Grazie Presidente,
se la telecamera potesse inquadrare non il sottoscritto ma l’emiciclo farebbe apprezzare un’aula completamente vuota. Lei Presidente ed il sottoscritto soli ad affrontare il tema della vita e della morte, sancendo ancora una volta la distanza siderale tra politica e diritti veri e cioè i diritti civili dei cittadini.
Dove sono coloro che si dichiarano favorevoli al suicidio assistito? Dove sono coloro che hanno sostenuto che la vita è un bene non disponibile nella facoltà decisionale del singolo individuo? I commentatori con enfasi hanno comunicato agli italiani che finalmente è stato approvato in commissione il testo base su quella che io, che sono stato per ben tre anni relatore del provvedimento (e poi rimosso con atto irriguardoso e vendicativo), ho definito ‘’morte volontaria medicalmente assistita’’. In questi mesi hanno levato forte la loro voce i censori di una morale oscurantista e medioevale che condannano la decisione del malato di non volere più vivere una esistenza, fatta di dolori e sofferenze, che non è più disposto a sopportare. Sto intervenendo perché lo ritengo doveroso nei confronti di tutte quelle persone che ho assistito nella mia vita, di quelle donne, uomini, bambini che oggi con ci sono più e che mi hanno chiesto con un filo di voce “fai presto”… che mi hanno detto “basta… non ce la faccio più”.

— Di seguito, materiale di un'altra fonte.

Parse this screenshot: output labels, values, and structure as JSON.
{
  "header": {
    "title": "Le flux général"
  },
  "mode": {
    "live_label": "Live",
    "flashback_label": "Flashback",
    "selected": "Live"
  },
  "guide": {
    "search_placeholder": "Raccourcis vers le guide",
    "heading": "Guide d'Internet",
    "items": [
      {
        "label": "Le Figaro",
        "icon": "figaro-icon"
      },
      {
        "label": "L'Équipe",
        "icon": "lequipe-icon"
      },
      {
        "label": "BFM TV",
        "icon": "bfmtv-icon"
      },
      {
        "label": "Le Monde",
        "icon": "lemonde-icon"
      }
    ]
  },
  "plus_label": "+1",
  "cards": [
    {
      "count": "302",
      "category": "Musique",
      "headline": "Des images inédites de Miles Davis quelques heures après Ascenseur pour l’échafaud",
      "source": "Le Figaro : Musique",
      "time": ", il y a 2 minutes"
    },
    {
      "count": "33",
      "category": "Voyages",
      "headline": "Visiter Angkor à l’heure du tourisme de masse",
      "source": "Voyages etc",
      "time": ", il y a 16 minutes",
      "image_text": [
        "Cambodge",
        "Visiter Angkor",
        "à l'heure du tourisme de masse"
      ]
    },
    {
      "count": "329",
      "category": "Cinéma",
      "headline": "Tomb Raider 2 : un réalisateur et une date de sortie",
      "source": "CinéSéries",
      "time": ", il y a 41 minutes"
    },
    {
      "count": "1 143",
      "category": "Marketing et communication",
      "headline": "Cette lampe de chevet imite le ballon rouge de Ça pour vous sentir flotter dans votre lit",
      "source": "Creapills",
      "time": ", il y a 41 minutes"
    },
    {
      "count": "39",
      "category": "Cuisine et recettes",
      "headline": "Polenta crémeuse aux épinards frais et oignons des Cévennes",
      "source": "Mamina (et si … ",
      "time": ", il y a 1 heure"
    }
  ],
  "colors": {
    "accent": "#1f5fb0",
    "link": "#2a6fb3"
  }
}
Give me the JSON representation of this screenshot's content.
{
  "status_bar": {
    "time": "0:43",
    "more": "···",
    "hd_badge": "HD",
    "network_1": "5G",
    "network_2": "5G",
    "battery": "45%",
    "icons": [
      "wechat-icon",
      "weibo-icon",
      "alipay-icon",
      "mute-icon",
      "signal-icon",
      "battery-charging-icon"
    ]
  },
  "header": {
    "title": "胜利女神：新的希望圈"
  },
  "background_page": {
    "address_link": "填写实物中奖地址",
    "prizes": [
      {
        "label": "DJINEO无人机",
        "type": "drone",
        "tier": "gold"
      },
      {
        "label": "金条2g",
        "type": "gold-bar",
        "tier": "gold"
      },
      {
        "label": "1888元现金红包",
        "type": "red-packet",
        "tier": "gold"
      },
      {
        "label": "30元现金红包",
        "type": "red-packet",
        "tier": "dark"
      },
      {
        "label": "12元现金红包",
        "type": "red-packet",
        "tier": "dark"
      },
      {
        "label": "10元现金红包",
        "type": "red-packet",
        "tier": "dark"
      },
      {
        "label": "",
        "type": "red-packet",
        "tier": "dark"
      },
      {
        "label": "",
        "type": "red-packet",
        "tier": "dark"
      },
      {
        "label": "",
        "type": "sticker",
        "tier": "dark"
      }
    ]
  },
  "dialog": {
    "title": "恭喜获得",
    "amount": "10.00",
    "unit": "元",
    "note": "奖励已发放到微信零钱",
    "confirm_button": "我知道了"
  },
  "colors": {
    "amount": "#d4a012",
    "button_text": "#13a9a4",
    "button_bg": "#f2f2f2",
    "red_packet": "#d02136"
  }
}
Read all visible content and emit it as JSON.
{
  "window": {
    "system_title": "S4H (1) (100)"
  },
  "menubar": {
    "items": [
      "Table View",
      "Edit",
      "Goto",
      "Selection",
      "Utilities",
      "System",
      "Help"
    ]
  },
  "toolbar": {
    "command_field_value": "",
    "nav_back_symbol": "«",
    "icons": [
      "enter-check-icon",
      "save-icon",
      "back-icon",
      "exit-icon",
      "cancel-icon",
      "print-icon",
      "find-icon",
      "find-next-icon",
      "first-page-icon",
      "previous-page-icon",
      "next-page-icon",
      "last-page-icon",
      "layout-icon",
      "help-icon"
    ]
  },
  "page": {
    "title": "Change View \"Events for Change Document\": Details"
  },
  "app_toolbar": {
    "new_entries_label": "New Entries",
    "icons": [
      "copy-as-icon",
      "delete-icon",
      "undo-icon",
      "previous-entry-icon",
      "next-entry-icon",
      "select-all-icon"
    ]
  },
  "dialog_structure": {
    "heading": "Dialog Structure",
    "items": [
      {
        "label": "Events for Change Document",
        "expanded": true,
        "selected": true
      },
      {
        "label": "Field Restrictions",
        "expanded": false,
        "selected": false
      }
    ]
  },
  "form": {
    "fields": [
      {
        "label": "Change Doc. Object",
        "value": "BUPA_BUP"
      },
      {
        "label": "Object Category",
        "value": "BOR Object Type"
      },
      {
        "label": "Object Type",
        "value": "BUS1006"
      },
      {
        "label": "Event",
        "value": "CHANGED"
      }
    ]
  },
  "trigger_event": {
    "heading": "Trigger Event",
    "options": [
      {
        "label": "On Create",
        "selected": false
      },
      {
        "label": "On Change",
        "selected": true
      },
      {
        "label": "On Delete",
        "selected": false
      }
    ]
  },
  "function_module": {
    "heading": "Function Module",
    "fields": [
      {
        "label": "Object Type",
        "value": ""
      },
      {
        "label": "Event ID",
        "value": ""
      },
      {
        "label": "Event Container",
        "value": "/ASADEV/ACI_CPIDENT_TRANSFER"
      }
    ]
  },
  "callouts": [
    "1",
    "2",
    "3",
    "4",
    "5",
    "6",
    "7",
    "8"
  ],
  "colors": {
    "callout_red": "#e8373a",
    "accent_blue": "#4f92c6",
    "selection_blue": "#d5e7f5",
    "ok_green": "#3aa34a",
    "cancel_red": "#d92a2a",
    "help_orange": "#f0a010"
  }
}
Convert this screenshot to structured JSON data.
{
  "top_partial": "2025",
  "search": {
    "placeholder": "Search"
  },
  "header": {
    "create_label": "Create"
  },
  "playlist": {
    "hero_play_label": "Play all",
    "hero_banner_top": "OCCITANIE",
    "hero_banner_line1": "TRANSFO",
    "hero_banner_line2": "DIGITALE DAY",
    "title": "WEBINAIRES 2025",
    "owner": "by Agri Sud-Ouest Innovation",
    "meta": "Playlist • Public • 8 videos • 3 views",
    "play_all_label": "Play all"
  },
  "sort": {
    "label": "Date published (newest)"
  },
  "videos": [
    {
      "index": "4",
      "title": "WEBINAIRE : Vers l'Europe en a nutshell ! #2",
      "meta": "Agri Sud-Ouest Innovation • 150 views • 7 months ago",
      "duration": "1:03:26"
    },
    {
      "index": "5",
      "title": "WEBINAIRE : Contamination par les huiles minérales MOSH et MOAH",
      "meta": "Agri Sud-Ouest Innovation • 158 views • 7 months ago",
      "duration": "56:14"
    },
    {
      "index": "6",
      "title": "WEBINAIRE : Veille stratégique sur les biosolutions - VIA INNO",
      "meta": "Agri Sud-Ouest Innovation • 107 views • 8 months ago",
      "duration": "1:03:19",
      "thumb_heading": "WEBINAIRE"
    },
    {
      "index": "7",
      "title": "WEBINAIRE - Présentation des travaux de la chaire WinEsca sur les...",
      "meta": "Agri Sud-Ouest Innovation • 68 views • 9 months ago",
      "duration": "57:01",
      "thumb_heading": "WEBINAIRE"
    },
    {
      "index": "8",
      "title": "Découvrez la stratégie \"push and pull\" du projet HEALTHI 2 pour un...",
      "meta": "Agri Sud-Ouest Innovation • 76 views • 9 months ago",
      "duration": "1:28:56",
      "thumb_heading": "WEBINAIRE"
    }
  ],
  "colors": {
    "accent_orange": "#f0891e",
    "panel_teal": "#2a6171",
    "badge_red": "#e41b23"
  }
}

Tutte persone che come noi amavano la vita e che avrebbero lottato fino all’ultimo per difenderla ma che in quel letto di sofferenza hanno ritenuto che quella non era più vita e che non c’era più nessuna libertà da difendere ma che anzi erano diventati loro stessi prigionieri di una esistenza senza più prospettive. Una vita dipendente esclusivamente da una fiala di oppiaceo o da una mano caritatevole che li aiutasse a non soffrire o a respirare meglio. Una vita che non è più vita! Quelle persone le ho aiutate, assistite, accompagnate e le ho sostenute nelle loro ultime volontà, ho raccolto l’ultimo soffio di quella vita che stava per spegnersi. L’ho fatto in silenzio a differenza di questi 900 deputati che in questi mesi hanno pontificato sul tema dell’eutanasia e del suicidio assistito. Lontani distanze abissali da quello che avviene nella mente di un malato terminale. Di chi non vuole più continuare quel percorso di umiliazione, sofferenza, solitudine. Sentimenti che nessuno riesce ad affrontare in modo risolutivo.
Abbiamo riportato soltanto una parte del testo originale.